If you are working at a beginner level or if much of your experience is temporary work, you will need to be creative if you want to describe your seemingly boring temporary work in a way that will make it interesting to recruit executives. In an article written by my friend, Danny Robin, on how to make any job look extraordinary, he advises job seekers to ask themselves the following questions:
According to Robin, every job has moments of stress or high emotion. Use these opportunities to demonstrate how You have the skills required to perform the job you are looking for. Your goal is to provide proof of your skills and describe them in a way that recruiting managers will find them interesting.
Consider which of these sentences sounds better to you:
Schedule management for 10 OB / GYN physicians working from two locations, and often reschedule appointments on instant notice.

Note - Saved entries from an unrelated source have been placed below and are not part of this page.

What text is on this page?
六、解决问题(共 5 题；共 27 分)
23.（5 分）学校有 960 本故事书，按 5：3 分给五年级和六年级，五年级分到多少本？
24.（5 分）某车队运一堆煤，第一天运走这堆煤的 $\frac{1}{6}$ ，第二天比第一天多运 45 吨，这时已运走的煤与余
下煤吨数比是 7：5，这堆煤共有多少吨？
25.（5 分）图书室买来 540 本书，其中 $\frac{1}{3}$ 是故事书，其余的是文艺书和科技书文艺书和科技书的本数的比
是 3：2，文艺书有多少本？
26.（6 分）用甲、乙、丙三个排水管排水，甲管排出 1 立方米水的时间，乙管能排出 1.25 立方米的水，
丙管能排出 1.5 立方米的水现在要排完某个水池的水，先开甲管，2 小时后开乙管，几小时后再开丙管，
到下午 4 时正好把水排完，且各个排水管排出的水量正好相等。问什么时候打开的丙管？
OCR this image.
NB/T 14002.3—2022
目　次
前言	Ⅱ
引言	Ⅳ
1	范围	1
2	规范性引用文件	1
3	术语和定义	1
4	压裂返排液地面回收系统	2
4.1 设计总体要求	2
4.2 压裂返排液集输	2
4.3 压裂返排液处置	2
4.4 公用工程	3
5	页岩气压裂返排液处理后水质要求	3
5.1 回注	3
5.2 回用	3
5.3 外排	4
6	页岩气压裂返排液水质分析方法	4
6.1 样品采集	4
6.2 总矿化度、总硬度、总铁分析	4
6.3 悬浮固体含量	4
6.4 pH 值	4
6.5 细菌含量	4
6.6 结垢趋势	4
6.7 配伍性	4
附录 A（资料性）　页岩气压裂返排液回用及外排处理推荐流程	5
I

Scheduling appointments for patients on time.
Recruiters think so too.
You quantified your temporary experience
Any job on your resume will look more impressive when you can add numbers. If you are unable to talk about how your work has led to more revenue, less costs or an increase in customer satisfaction, use numbers to give recruiting managers a better sense of the work you have done and the environment in which you have worked. It can include, but is not limited to:
Calls you answered or made on a given day.
People you have supported, checked in or sent questions to.
Emails you sat on.
Products or product categories that have helped replenish inventory on the shelves.
You taped the idea. Make a list of your work responsibilities. Next, look for places where you can add numbers to provide a clearer picture of the work you have done.
Find out if your resume positions you as a “doer” or “achiever” with our free resume review.